The physics of clapping underwater is intriguing. The density of water means that it takes impressive strength to clap loudly underwater.
Dr. Ben Burville, a researcher at Newcastle University who took the footage, said of the scene: “the clap was incredibly loud and at first I found it hard to believe what I had seen.”
“How could a seal make such a loud clap underwater with no air to compress between its flippers?” Burville added. He also told The Guardian that the “effect of the clap was instant and the rival males rapidly dispersed.”
Gray seals are known to be highly social during the breeding season and communicate in a variety of ways, including hissing and growling to display dominance and aggressions. To human observers, seals are perhaps best known for their tendency to bark.

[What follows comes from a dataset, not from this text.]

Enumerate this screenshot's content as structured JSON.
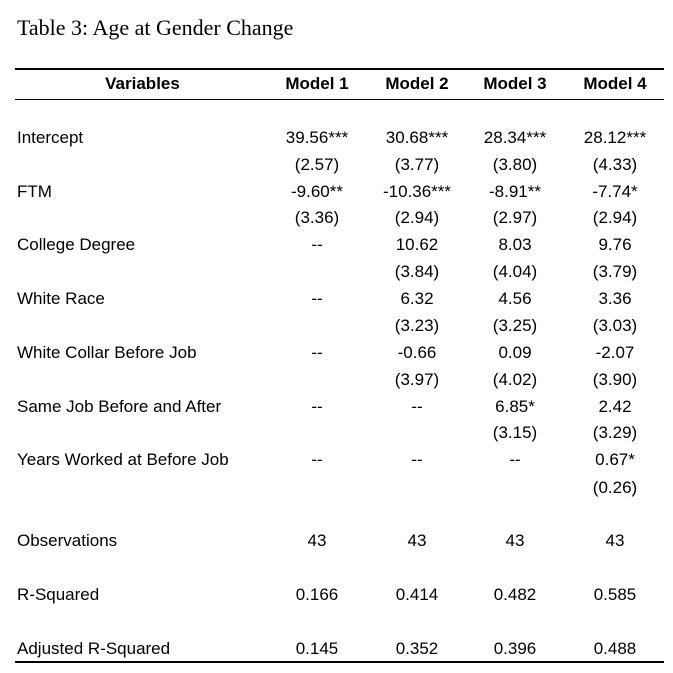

Their vocalization are wider-ranged than mere barks, however: a study in 2019 showed that seals can actually be trained to copy new sounds, including musical notes.
The researchers believe this new understanding about grey seals could help protect the species against the harmful effects of pollution by humans. In 2017, a study published in the Journal of Applied Ecology found that seals were being temporarily deafened by noise pollution in the United Kingdom’s shipping lanes. If clapping is a critical component of a breeding ritual, it is important to protect them from noise pollution that could disrupt that behavior, too.
“Human noise pollution is known to interfere with other forms of marine mammal communication, including whale song,” Hocking said. “But if we do not know a behaviour exists, we cannot easily act to protect it.”